Regularly checking your car’s fluids and tire pressure might seem like pretty basic maintenance, but you may not do it often enough. Sometimes you get too busy with other things, or maybe you weren’t shown how to do it properly.
I can’t do anything about your hectic schedule, but I can show you how to tackle these fundamental maintenance tasks. Knowing how to perform them can keep your car cruising down the highway and help you avoid big repair bills down the road. Maintaining proper air pressure in your tires will ensure that you get good gas mileage, too!
Underhood checks: Since the mid-2000s, most engine bays have turned into a sea of plastic covers that prevent you from seeing the actual engine. That’s not a bad thing, though. These covers protect the electric components and offer insulation from heat and noise. Don’t let all this plastic intimidate you! Most manufactures color-code their engine bays so we know where to check our fluids. The engine bay you see here has everything we can check marked with yellow tags.
To check fluids accurately, make sure that your car is parked on level ground. Also, make sure to wipe dipsticks clean before you check levels. (You probably already knew that, didn’t you?) Here are a few other things to keep in mind:
* Most fluids like engine oil, coolant, and power steering fluid are perfectly fine if they’re between their minimum and maximum levels. (FYI, it’s normal for some cars to use around one liter of oil between changes.)
* To check transmission fluid you might need to have the engine running, so be careful.
* Brake fluid is the oddball fluid to check. You should never take the cap off the brake fluid reservoir. Brake fluid is hygroscopic, meaning that it absorbs moisture, and moisture is the enemy of brake fluid. If the fluid is low in the reservoir that’s normally a sign that you’re due for brake work or that there’s a leak.

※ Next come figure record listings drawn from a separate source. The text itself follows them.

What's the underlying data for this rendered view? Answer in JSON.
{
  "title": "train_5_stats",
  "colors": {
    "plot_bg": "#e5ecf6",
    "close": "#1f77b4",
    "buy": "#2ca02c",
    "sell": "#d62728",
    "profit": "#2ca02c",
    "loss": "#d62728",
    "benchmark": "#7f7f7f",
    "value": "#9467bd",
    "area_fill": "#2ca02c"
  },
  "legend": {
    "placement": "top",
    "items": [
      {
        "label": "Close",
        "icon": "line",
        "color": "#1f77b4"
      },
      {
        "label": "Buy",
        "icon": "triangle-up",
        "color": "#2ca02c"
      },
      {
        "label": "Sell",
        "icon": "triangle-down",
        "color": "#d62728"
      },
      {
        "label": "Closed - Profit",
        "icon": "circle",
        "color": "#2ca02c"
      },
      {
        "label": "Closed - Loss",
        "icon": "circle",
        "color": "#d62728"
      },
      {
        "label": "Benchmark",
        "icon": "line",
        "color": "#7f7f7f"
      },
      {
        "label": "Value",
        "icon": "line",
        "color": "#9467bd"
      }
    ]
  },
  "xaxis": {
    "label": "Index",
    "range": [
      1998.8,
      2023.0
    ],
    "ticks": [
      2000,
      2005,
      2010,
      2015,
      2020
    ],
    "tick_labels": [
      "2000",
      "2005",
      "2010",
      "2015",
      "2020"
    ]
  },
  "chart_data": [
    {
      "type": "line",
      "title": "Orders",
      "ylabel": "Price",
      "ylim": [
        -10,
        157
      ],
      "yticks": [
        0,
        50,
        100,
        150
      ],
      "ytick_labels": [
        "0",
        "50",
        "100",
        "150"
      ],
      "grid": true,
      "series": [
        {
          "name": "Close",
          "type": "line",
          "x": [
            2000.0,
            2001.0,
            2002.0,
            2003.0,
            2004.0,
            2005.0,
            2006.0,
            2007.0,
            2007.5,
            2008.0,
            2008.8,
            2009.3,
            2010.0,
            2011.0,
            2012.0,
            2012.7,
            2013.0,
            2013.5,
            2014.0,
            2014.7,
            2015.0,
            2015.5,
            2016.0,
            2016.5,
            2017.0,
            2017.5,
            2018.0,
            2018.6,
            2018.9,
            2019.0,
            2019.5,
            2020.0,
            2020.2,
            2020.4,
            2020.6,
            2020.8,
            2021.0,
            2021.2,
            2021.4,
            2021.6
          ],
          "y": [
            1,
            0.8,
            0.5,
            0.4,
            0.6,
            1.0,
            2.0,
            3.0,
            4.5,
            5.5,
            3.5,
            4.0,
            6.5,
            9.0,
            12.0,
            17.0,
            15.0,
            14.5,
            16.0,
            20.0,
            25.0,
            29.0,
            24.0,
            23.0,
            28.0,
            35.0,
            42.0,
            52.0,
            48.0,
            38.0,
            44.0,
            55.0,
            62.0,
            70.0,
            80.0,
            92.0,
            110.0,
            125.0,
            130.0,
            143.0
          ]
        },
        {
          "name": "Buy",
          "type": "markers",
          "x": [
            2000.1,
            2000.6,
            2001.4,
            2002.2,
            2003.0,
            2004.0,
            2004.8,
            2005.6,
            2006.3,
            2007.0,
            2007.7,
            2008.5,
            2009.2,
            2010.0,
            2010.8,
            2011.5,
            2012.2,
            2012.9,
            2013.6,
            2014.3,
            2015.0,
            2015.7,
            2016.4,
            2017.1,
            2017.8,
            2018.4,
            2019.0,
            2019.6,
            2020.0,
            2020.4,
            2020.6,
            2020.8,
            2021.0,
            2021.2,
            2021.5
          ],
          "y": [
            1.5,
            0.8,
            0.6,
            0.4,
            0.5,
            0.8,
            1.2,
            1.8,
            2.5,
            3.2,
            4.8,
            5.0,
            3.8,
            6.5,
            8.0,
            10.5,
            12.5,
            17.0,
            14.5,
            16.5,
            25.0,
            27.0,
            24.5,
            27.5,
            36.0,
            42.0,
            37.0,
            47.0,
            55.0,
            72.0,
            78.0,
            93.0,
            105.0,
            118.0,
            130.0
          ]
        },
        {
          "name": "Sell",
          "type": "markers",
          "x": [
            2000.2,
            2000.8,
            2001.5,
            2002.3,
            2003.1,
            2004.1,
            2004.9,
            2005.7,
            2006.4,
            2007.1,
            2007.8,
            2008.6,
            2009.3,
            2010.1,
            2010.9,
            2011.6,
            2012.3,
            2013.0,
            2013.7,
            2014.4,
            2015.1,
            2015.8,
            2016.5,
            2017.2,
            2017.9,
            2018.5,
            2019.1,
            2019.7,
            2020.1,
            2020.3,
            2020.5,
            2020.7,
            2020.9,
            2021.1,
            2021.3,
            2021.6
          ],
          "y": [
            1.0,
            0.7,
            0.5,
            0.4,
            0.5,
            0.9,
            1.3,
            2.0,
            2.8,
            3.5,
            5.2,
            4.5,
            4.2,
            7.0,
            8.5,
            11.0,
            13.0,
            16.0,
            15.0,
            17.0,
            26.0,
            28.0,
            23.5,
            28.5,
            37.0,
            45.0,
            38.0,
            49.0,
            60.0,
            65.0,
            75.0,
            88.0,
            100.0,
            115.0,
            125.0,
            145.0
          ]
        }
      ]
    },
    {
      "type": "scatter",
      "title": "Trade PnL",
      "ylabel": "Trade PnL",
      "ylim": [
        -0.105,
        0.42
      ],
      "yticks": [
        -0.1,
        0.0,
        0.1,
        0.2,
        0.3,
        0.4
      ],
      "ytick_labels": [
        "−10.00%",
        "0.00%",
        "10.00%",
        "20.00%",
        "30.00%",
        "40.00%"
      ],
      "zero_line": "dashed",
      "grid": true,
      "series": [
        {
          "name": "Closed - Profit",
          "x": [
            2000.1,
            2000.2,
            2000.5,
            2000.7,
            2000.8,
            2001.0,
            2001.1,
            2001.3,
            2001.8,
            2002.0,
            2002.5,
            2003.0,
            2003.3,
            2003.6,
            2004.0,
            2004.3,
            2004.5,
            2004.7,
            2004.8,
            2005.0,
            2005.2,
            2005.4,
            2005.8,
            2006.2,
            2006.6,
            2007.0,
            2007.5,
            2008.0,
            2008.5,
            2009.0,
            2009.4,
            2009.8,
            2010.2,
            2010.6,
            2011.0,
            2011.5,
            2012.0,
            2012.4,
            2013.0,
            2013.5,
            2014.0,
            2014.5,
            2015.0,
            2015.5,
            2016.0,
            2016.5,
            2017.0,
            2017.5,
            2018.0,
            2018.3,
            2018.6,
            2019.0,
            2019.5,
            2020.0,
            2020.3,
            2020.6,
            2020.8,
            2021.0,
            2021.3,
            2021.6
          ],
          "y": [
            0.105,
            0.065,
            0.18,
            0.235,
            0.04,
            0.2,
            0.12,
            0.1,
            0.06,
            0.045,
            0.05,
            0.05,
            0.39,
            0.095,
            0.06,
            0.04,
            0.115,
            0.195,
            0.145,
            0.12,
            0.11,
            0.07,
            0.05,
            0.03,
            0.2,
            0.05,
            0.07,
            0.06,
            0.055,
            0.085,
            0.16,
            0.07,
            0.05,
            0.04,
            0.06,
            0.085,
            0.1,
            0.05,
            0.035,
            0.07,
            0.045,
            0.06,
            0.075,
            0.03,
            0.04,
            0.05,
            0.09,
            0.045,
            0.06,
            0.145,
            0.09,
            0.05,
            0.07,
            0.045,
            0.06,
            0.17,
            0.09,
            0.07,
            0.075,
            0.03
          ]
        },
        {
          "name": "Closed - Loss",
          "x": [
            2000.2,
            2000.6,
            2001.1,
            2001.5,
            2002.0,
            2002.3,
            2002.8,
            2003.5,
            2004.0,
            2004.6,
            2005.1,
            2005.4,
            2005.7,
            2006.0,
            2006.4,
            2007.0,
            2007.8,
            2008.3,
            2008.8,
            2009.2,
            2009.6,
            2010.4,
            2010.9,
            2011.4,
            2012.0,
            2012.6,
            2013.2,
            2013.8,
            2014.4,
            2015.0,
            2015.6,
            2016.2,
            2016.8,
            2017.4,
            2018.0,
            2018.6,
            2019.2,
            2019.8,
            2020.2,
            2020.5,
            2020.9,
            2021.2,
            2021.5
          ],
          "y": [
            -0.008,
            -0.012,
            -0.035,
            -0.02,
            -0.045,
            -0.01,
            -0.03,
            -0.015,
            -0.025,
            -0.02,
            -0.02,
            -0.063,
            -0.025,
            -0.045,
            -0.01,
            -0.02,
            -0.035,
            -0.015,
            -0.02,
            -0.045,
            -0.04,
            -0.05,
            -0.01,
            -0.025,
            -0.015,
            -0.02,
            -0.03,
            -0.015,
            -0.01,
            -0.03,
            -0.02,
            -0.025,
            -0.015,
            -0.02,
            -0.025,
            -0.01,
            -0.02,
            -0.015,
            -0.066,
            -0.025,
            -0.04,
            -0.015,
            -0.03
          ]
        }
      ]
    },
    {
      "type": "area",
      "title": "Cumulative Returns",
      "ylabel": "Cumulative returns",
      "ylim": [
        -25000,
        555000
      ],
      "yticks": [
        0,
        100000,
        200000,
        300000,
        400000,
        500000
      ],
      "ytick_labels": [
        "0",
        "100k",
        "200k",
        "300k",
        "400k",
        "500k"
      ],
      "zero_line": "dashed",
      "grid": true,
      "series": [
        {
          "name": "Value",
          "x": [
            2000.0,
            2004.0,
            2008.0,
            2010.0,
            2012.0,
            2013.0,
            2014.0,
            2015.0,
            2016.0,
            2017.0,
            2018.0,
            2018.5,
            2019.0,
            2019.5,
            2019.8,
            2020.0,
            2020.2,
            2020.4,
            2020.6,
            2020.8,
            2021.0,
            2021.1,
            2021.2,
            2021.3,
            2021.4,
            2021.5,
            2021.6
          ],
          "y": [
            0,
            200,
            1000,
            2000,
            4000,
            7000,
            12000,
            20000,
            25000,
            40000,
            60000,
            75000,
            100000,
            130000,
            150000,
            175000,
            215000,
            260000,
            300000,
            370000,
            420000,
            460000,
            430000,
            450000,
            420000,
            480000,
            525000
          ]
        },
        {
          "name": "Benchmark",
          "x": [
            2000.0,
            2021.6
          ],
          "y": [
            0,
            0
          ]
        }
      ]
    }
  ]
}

Tire pressures To check the air pressure in your tires, you’ll need to purchase a proper gauge. (Don’t worry, they’re not expensive.) With that in hand, simply remove the dust cap on your tire’s valve stem and firmly press the gauge against the end of the stem. Digital gauges will show the pressure reading on a screen, while old-school gauges usually have a white stick that pops out from the opposite end, revealing the air pressure. Pressure is measured in pounds-per-square-inch, or PSI.
Now, you can compare your reading to what the manufacturer of your car recommends. That information is usually found on a sticker on the driver’s door jamb or in the owners manual. It’s very important to follow the automaker’s recommendation and not the maximum PSI labelled on the side of the tire.
One other thing to note: don’t test your tires immediately after driving. Let your car sit a few hours, or even overnight. When a tire is hot, the air in the tire will have expanded slightly, giving you a higher-than-accurate pressure reading. Nitrogen-inflated tires may not fluctuate much or at all, but it’s still best to test them at a cold temperature. Nitrogen-filled tires can be identified by a green valve stem cap.
Phew! That wasn’t so hard, right? Checking your own fluids and tire pressure is an easy way to get to know your vehicle. I suggest doing these checks about once a month. The couple of minutes you spend under the hood or crouched by your tires can save your from driving on a flat or hurting your engine by running it low on oil. Check your car with confidence, and keep it running in tip top shape!